J’aime beaucoup le quartier entre la rue Jeanne-d’Arc et la Loire. Orléans intra-muros a un potentiel énorme, avec son bâti ancien et l’ouverture sur le fleuve. J’apprécie la variété des commerces, je ne finis pas d’en dé-couvrir : chapelleries, coutelleries, fleuristes originaux, beaucoup de petites boutiques spécialisées gérées par des artisans qui aiment leur métier.
Les marchés mériteraient d’être encore plus connus et fréquentés : on peut passer des moments tellement agréables. Quai du Roi le samedi matin, on y trouve les fruits des producteurs locaux. J’apprécie aussi les grandes manifestations qui rythment l’année à Orléans : rentrée en fête, festival de la Loire, fêtes de Jeanne d’Arc au centre-ville et à l’île Charlemagne.
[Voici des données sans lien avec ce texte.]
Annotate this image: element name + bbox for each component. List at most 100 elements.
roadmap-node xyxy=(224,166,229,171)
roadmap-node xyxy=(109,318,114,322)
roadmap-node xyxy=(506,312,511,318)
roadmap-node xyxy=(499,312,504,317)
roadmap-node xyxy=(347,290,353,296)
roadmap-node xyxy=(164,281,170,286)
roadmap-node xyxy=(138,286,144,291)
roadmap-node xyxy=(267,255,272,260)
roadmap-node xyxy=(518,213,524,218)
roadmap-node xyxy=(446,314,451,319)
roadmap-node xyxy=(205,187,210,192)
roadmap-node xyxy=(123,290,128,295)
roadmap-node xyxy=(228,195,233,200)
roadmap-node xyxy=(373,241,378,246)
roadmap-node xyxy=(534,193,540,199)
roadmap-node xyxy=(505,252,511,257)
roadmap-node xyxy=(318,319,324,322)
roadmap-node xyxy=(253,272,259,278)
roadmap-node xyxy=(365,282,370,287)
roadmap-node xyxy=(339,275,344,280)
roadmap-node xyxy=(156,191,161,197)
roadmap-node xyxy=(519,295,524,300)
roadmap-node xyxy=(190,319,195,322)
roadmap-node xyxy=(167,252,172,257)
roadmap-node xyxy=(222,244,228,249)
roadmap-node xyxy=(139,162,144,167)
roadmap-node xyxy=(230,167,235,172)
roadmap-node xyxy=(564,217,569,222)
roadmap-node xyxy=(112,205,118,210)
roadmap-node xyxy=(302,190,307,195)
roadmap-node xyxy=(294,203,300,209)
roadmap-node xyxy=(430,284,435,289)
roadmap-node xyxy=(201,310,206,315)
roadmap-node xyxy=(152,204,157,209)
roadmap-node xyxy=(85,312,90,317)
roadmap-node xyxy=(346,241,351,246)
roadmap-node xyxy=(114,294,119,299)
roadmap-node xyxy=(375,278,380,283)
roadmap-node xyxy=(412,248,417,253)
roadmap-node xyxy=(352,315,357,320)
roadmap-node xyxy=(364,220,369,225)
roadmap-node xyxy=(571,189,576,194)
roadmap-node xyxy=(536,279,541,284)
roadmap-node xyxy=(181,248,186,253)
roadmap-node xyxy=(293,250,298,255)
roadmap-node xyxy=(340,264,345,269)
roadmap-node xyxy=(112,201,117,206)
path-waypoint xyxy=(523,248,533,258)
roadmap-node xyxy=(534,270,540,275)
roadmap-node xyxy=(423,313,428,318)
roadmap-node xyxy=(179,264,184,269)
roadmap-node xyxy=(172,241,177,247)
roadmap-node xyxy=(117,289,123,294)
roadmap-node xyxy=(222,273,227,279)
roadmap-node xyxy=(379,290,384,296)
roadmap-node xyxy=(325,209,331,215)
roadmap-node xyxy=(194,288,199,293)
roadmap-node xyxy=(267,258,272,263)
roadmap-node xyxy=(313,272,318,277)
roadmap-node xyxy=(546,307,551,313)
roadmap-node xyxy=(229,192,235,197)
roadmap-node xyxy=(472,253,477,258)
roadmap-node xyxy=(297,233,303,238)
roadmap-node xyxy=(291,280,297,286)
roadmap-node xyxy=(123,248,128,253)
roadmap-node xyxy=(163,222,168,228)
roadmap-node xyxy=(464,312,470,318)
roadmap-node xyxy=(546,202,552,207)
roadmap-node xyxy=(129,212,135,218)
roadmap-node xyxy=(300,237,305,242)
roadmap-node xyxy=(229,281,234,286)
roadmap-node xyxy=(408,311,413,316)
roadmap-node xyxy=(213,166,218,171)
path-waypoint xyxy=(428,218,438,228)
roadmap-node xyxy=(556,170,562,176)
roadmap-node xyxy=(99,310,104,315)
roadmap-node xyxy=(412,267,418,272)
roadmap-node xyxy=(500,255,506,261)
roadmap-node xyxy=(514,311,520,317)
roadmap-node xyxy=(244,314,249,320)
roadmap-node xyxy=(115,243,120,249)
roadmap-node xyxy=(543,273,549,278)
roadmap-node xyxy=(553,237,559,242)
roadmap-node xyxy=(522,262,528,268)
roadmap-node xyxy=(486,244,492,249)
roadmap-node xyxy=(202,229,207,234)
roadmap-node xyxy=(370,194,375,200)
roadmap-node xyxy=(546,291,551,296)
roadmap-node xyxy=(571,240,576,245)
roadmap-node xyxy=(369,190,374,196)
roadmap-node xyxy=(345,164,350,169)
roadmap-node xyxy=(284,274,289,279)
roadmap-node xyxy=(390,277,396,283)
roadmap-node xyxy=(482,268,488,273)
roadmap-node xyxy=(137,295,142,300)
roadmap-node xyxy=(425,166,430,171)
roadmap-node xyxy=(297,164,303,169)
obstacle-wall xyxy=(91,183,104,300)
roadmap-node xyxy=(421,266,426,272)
On pardonnera à une Allemande de penser que le marché de Noël est peut-être un peu moins authentique ici que dans d’autres régions françaises, mais il semble plaire aux gens… Ici, nous avons la chance de vivre au cœur d’une région riche culturellement ; on arrive à un château classé au Patrimoine mondial en un rien de temps, à Paris on serait encore bloqué sur le périphérique…
Qu’est-ce qui vous a surprise ?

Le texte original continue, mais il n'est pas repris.